Si cela est, la question est résolue.

Qu'objecte-t-on ?

Que la ligne pouvait vivre par elle-même, attendu qu'elle a 100 kilomètres de parcours et que peu de lignes en Belgique ont cette étendue.

La question n'est pas de savoir si la ligue peut vivre par elle-même. La question est de savoir si elle peut vivre mieux entre les mains d'une compagnie puissante qu'autrement, que restant isolée.

De ce qu'il y ait en Belgique peu de lignes qui offrent un pareil développement, en est-il moins vrai qu'une telle ligne eût-elle 200 kilomètres de longueur, l'intérêt public est engagé dans la question financière à raison de l'intervention de l'Etat ? Cela est évident. Cela ne se discute pas.

Mais, prenons-y garde d'ailleurs, la ligne n'a pas 100 kilomètres de parcours ; elle n'en a que 65. Elle a 100 kilomètres avec la section de la ligne de Luxembourg à Givet, que l'on ne s'engage pas même à construire aujourd'hui.

La garantie porte sur l'unique section de Liège à la rencontre du chemin de fer de Namur à Arlon. C'est cette section seule qu'on s'engage à construire immédiatement.

Vous n'avez donc que 65 kilomètres.

M. d'Hoffschmidt. - Ils ne veulent construire que la première section.

M. le ministre des travaux publics (M. Vander Stichelen). - En effet, je viens de le dire, MM. Lonhienne ne s'engagent à construire que la première section et ils demandent, pour cette section, 800,000 francs.

M. Wasseigeµ. - Ils disent le contraire dans leur pétition.

M. le ministre des travaux publics (M. Vander Stichelen). - J'ai lu la correspondance. Je suppose qu'ils viennent dire aujourd'hui le contraire de ce qu'ils ont dit antérieurement. Sur quoi a-t-il fallu statuer ? Evidemment sur ce que ces messieurs ont dit dans leurs diverses lettres au département des travaux publics.

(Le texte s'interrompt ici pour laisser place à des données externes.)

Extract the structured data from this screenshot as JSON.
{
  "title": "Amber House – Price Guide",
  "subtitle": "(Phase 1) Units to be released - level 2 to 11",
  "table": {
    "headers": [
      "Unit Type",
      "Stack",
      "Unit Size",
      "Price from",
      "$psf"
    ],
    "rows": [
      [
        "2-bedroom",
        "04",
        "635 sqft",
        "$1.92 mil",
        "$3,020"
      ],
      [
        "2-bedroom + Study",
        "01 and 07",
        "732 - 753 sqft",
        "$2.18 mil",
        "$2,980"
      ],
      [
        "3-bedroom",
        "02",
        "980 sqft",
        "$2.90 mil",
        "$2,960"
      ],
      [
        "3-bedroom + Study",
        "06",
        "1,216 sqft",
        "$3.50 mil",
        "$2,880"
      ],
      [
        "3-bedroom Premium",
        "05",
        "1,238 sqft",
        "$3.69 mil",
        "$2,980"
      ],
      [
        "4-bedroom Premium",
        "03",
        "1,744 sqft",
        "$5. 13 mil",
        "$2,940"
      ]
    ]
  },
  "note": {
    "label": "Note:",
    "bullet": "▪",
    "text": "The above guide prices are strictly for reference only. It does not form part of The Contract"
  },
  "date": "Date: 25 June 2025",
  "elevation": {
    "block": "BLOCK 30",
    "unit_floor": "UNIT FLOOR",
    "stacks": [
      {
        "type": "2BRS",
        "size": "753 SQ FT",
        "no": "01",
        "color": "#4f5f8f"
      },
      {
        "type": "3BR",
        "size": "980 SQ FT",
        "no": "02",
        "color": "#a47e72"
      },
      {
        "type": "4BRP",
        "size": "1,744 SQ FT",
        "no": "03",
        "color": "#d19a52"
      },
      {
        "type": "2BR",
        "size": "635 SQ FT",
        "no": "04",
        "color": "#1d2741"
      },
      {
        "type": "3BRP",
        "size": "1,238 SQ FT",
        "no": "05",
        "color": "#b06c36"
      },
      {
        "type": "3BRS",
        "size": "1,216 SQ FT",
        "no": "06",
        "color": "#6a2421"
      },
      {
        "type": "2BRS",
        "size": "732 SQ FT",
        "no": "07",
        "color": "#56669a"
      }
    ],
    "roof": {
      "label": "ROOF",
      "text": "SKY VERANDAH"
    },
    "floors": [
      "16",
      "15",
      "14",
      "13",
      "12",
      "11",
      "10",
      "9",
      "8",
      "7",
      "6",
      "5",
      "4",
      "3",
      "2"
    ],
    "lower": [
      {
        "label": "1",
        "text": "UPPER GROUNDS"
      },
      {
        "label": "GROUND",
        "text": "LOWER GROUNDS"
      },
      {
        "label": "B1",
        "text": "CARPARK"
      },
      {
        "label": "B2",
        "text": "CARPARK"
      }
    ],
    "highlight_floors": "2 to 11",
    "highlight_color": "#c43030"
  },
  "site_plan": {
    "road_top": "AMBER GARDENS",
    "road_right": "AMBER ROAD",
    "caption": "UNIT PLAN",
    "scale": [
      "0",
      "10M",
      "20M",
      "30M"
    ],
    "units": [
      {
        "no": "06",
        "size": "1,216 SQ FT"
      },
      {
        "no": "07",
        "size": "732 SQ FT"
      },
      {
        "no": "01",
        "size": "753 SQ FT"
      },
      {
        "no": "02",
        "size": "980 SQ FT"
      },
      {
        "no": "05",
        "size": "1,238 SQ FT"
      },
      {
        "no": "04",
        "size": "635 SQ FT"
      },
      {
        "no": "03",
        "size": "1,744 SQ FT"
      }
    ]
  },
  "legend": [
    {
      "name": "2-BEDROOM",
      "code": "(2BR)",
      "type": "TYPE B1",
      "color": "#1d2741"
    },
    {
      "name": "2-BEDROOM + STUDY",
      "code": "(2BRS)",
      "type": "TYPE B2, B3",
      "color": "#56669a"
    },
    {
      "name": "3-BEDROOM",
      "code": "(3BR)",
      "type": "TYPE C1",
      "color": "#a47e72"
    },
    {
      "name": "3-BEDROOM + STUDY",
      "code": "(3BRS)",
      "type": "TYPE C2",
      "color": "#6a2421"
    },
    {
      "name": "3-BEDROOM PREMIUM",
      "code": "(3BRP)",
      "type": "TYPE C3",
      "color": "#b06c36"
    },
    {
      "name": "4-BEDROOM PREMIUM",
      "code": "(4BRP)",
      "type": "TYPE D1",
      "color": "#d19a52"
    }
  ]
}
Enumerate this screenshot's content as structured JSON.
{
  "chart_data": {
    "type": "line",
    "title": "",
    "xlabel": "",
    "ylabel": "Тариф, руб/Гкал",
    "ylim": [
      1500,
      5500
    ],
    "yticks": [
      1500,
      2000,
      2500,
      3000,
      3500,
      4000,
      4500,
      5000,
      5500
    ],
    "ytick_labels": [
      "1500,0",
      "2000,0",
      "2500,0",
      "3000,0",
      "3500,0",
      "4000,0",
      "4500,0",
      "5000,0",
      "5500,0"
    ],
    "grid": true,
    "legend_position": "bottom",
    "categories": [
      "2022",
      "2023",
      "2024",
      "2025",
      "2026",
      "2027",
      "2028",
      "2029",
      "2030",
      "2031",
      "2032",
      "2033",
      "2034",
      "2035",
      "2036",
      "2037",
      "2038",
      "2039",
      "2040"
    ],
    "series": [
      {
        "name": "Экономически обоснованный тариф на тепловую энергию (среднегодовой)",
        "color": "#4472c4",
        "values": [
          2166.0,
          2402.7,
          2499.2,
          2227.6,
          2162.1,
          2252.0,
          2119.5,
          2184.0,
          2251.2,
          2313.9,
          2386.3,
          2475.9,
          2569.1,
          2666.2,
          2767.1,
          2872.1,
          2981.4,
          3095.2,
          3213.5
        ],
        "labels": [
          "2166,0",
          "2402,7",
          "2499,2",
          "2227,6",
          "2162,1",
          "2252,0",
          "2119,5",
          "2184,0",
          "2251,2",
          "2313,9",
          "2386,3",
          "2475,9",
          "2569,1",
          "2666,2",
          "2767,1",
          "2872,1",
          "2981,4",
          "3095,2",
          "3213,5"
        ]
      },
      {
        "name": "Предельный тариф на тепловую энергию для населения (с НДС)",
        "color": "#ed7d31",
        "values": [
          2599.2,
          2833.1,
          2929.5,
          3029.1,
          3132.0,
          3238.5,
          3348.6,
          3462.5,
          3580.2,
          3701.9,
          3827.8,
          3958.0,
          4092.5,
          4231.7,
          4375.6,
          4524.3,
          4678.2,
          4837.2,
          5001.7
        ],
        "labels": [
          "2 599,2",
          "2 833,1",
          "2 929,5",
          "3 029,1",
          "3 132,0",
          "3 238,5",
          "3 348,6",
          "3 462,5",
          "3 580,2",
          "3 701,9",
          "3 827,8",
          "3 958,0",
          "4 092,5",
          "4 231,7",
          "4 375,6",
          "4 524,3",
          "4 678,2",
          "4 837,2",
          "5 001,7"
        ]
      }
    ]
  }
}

Je n'ai pas à statuer sur des pétitions aujourd'hui postérieures.

Vous n'avez pas, dit-on, appliqué votre principe de la fusion aux nombreuses lignes de chemins de fer que vous demandez de concéder .

Où ai-je posé un acte contraire au principe que je proclame comme fondamental ?

Est-ce que l'une ou l'autre de ces lignes a été demandée par des compagnies existantes ? Pas du tout.

Partout où j'ai pu saisir un rapport, même éloigné, entre une compagnie en exploitation et une compagnie nouvelle, j'ai cherché à appliquer le même principe.

Je vais en donner la preuve.

Quelle est la ligne qui figure en tête de la série de celles que nous demandons l'autorisation de concéder ? C'est la ligne d'Anvers à Hasselt.

Cette ligne a été demandée par plusieurs concessionnaires.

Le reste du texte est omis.